By Abe Villarreal

When I lived in Silver City, NM, there was a yarn shop called Yada Yada Yarn. I always liked that name. I'm not sure if the proprietors defined it as a yarn shop. Maybe it was a fabric store, or a sweater store.

There was yarn everywhere. Thick yarn and not-so-thick yarn. Deep colors and light colors. The kind of yarn to make scarfs and bonnets. The kind that seems to keep going and going.

I liked that place because there was a group of ladies that would sit together to knit, and to chat. One of the ladies said that knitting together was something that ladies did for generations, but it's something that doesn't happen much anymore. That's one of the reasons the ladies at Yada Yada Yarn did it. To keep the tradition alive. Knitting and chatting. Learning from each other. Creating community.

A lot of traditions are not traditions anymore. We are in a hurry. Knitting seems like it doesn't get us from point A to point B. We can't stay in one place. We are nervous people.

Most traditions are born organically. Normal people doing normal things. They don't start as traditions. They become them when what you do becomes necessary to you and those around you.

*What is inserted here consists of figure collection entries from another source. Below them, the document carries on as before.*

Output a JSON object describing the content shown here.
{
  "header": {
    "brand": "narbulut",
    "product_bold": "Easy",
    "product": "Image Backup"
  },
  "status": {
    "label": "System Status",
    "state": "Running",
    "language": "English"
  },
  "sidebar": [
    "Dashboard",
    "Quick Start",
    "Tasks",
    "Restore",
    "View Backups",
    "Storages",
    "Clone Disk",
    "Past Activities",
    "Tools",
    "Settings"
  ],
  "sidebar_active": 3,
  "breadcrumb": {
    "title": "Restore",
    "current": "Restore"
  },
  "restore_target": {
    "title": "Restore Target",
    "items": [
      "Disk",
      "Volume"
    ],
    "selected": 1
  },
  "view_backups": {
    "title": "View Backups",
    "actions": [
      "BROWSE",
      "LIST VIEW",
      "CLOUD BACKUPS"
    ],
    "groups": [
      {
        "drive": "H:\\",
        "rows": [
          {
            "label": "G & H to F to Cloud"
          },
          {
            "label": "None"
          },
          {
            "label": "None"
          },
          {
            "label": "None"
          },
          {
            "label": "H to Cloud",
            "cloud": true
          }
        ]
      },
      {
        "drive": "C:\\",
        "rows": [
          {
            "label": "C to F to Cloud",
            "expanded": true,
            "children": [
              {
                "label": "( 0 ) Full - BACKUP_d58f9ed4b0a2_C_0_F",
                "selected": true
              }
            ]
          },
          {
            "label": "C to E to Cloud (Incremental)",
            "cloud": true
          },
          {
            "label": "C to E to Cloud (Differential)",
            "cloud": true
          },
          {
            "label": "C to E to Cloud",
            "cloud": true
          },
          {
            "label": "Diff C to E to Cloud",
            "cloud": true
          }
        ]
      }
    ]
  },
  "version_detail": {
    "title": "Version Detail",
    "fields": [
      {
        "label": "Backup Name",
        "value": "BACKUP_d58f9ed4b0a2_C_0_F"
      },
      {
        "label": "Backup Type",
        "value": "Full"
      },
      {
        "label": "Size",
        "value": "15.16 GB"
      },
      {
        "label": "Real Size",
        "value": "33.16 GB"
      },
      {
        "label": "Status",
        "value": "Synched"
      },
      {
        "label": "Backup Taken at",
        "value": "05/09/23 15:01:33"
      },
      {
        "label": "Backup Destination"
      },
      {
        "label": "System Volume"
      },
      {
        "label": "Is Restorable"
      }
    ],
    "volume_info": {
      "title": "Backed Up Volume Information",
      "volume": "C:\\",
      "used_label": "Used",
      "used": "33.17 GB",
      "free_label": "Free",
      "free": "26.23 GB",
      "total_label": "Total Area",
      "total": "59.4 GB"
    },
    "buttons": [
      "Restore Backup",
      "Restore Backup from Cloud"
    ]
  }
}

I meet up with a group of friends every Friday morning for coffee. There are the regulars, and there are the new folks that stop by for one or two visits. It's not for everyone, but the core group of us keep it going.

Meeting up for coffee. Sometimes there isn't much of anything new to share or to say to each other. Still, we meet up to see each other. To know that we are still here.

I don't think there are any strong communities that exist without traditions. I'm thinking of the kind of communities that go beyond shopping districts and fast-food restaurants. Communities with buildings built by our great-grandfathers. Communities that look old and new at the same time.

They always have traditions. People meeting up for church every week. County fairs and rodeos in late summer. Bed races and stair climbing competitions. Tortilla making and hot air balloon festivals. These kinds of traditions keep neighbors as neighbors and communities as communities.

Then, there are communities that lose traditions. People stop coming together to do something that's special to them, even if it's not special to anyone else. Annual religious pilgrimages and summer musical festivals. Fall corn mazes and winter wreath laying. Some communities live for these traditions, and these traditions that keep them alive.

When I was a student, my university had a weekly event called Hot Dogs & More. It happened every Thursday, and it seemed like the entire student population would go. It wasn't an educational event, just a fun, free food event. I'm sure that's how it started, but it became more than that over time.

Church groups would stop by with homemade desserts. Community members would be there to say hello and make us feel welcome in our new home of four years. There were always hot dogs, but there was so much more. When the tradition stopped, I felt like part of the student experience went with it. Being a student there was now a little less special.

I'm not a knitter. Maybe I haven't given it too much of a chance. I do like to have a morning cup of coffee. I like helping at the soup kitchen on the weekends. Maybe I could start a tradition there. Everyone thinks they can't cook, but soup kitchens aren't places for chefs.

I think my town needs more traditions. Not the big kind that gets covered on the front pages of the paper. The small kind that happens with people that you see around town but that you don't know very well.

A tradition that brings you back over and over. Back to where you started and then realized why it was so important.